Die Kennzeichnung von Genus und Numerus funktioniert beim Verb in ähnlicher Weise:
Beispiele (vgl. 2.1; Petit Papa Noël):
une poupée qui mesurent – la poupée mesure oder les poupées mesurent  [məzyr] ; je mesure, tu mesures, elle mesure, nous mesurons, vous mesurez, elles mesurent
Diese Beispiele zeigen außerdem, warum der Gebrauch der unbetonten Subjektpronomina zur Personmarkierung im Französischen unverzichtbar ist. Bedenkt man, dass im code parlé die nous-Form immer mehr durch die on-Form ersetzt wird, ergibt sich, dass die orale doppelte Markierung ein einziges Mal vorkommt.

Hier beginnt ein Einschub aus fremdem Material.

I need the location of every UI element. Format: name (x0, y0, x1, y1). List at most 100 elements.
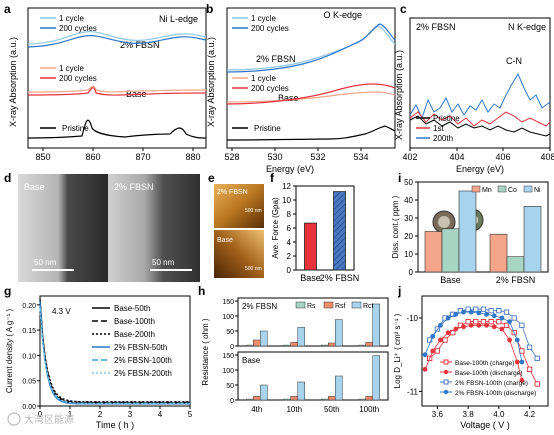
panel-a-ylabel: X-ray Absorption (a.u.) (8, 37, 18, 127)
panel-h-bar-1-3-1 (365, 396, 373, 401)
tem-image-base (18, 174, 108, 282)
panel-g-legend-3: 2% FBSN-50th (114, 343, 167, 352)
panel-e: e 2% FBSN Base 500 nm 500 nm (208, 171, 264, 278)
panel-a-xtick-0: 850 (35, 152, 50, 162)
panel-g-xtick-1: 1 (68, 410, 73, 419)
legend-b-base-1cycle: 1 cycle (251, 74, 276, 83)
panel-f-ytick-0: 0 (287, 266, 292, 275)
panel-h-bar-0-0-1 (253, 339, 261, 347)
panel-i-bar-0-0 (424, 231, 443, 273)
panel-c-annotation: C-N (506, 56, 522, 66)
panel-j-point-3-4 (453, 311, 459, 317)
panel-letter-c: c (400, 2, 407, 16)
panel-b-base-label: Base (278, 93, 299, 103)
curve-c-200th (409, 72, 551, 120)
tem-label-base: Base (24, 182, 45, 192)
panel-j-legend-marker-1 (443, 369, 449, 375)
panel-j-point-2-8 (488, 308, 494, 314)
panel-j-point-0-1 (434, 348, 441, 354)
curve-b-base-1cycle (226, 91, 396, 103)
panel-h-sublabel-1: Base (242, 356, 261, 365)
panel-b-fbsn-label: 2% FBSN (256, 54, 296, 64)
tem-scale-fbsn: 50 nm (152, 258, 175, 267)
panel-h-bar-1-2-2 (335, 375, 343, 401)
panel-i-ytick-0: 0 (409, 268, 414, 277)
panel-d: d Base 2% FBSN 50 nm 50 nm (4, 171, 200, 282)
panel-g-legend-0: Base-50th (114, 304, 150, 313)
panel-h-ytick-0-2: 100 (222, 314, 234, 321)
panel-j-legend-2: 2% FBSN-100th (charge) (455, 380, 528, 387)
panel-j-point-2-12 (519, 322, 525, 328)
panel-h-bar-0-2-1 (328, 342, 336, 347)
panel-j-point-0-2 (442, 337, 448, 343)
panel-j-point-0-7 (480, 319, 487, 325)
panel-letter-f: f (270, 171, 275, 185)
panel-g-ytick-2: 0.10 (22, 353, 36, 360)
panel-j-legend-marker-2 (443, 379, 449, 385)
panel-g: g Current density ( A g⁻¹ ) Time ( h ) 4.3… (4, 284, 193, 430)
panel-h-bar-1-1-2 (297, 381, 305, 401)
panel-i-ytick-3: 30 (404, 214, 413, 223)
panel-f-ytick-5: 10 (282, 196, 291, 205)
panel-i-ylabel: Diss. cont.( ppm ) (391, 195, 400, 258)
panel-h-bar-1-2-1 (328, 396, 336, 401)
panel-j-point-3-0 (422, 352, 428, 358)
panel-i-ytick-4: 40 (404, 196, 413, 205)
panel-j-point-3-2 (438, 322, 443, 328)
panel-a-xtick-2: 870 (135, 152, 150, 162)
panel-letter-i: i (398, 171, 401, 185)
curve-b-base-200cycles (226, 83, 396, 105)
legend-c-200th: 200th (433, 134, 453, 143)
panel-letter-d: d (4, 171, 11, 185)
panel-f-ytick-3: 6 (287, 224, 292, 233)
panel-j-point-3-11 (507, 319, 512, 325)
panel-j-point-2-13 (526, 344, 533, 350)
tem-image-fbsn (108, 174, 200, 282)
curve-a-fbsn-1cycle (27, 31, 207, 45)
panel-j: j Log D_Li⁺ ( cm² s⁻¹ ) Voltage ( V ) 3.6 3… (393, 284, 549, 430)
afm-scale-base: 500 nm (245, 266, 262, 272)
curve-a-pristine (27, 119, 207, 139)
panel-i-legend-swatch-0 (471, 185, 481, 193)
panel-b-title: O K-edge (323, 10, 362, 20)
panel-c-subtitle: 2% FBSN (416, 22, 456, 32)
panel-c-xticks: 402 404 406 408 (402, 148, 554, 162)
panel-j-point-1-10 (499, 326, 505, 332)
panel-j-point-0-10 (503, 322, 510, 328)
panel-h-ytick-1-3: 150 (222, 353, 234, 360)
panel-c-xtick-1: 404 (449, 152, 464, 162)
panel-i-legend-1: Co (508, 187, 517, 194)
panel-f-ylabel: Ave. Force (Gpa) (271, 197, 280, 259)
panel-j-point-3-8 (484, 311, 489, 317)
panel-g-annotation: 4.3 V (52, 307, 71, 316)
panel-h-bar-1-3-0 (358, 398, 366, 401)
panel-j-point-1-0 (422, 366, 428, 372)
panel-j-point-3-7 (476, 310, 482, 316)
panel-letter-b: b (206, 2, 213, 16)
panel-j-point-2-10 (503, 309, 510, 315)
panel-letter-a: a (4, 2, 11, 16)
watermark-text: 大湾区能源 (24, 413, 74, 426)
panel-j-point-1-11 (507, 337, 512, 343)
panel-h-bar-0-0-2 (260, 330, 268, 347)
panel-i: i Diss. cont.( ppm ) 0 10 20 30 40 50 Base 2% FB… (391, 171, 549, 285)
panel-g-ytick-1: 0.05 (22, 379, 36, 386)
panel-h-xtick-3: 100th (359, 405, 379, 414)
panel-i-legend-swatch-1 (497, 185, 507, 193)
panel-h-ytick-0-1: 50 (226, 329, 234, 336)
tem-label-fbsn: 2% FBSN (114, 182, 154, 192)
panel-c-xtick-0: 402 (402, 152, 417, 162)
curve-c-1st (409, 111, 551, 127)
panel-g-xtick-0: 0 (38, 410, 43, 419)
curve-a-fbsn-200cycles (27, 35, 207, 48)
panel-g-legend-4: 2% FBSN-100th (114, 356, 172, 365)
energy-label-c: Energy (eV) (456, 164, 504, 174)
panel-j-point-0-5 (465, 319, 471, 325)
panel-h-ytick-1-2: 100 (222, 368, 234, 375)
panel-a-title: Ni L-edge (159, 14, 198, 24)
panel-j-point-3-1 (430, 333, 436, 339)
panel-b-xtick-2: 532 (310, 152, 325, 162)
panel-j-point-0-8 (488, 319, 494, 325)
panel-g-xtick-2: 2 (98, 410, 103, 419)
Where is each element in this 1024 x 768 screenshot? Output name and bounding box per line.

Im code graphique ist der Plural stets markiert und dies auch stets redundant.

Auch in den Bereichen Tempus und Modus sind im code phonique oftmals keine Unterschiede hörbar. Man vergleiche: manger, mangé, mangez!

Des Weiteren können auch ganze Einheiten homonym sein. Gak (1976: 284) nennt hierfür das Beispiel dur: als Adjektiv une pierre dure, als Adverb il travaille dur; als Substantiv c’est un dur.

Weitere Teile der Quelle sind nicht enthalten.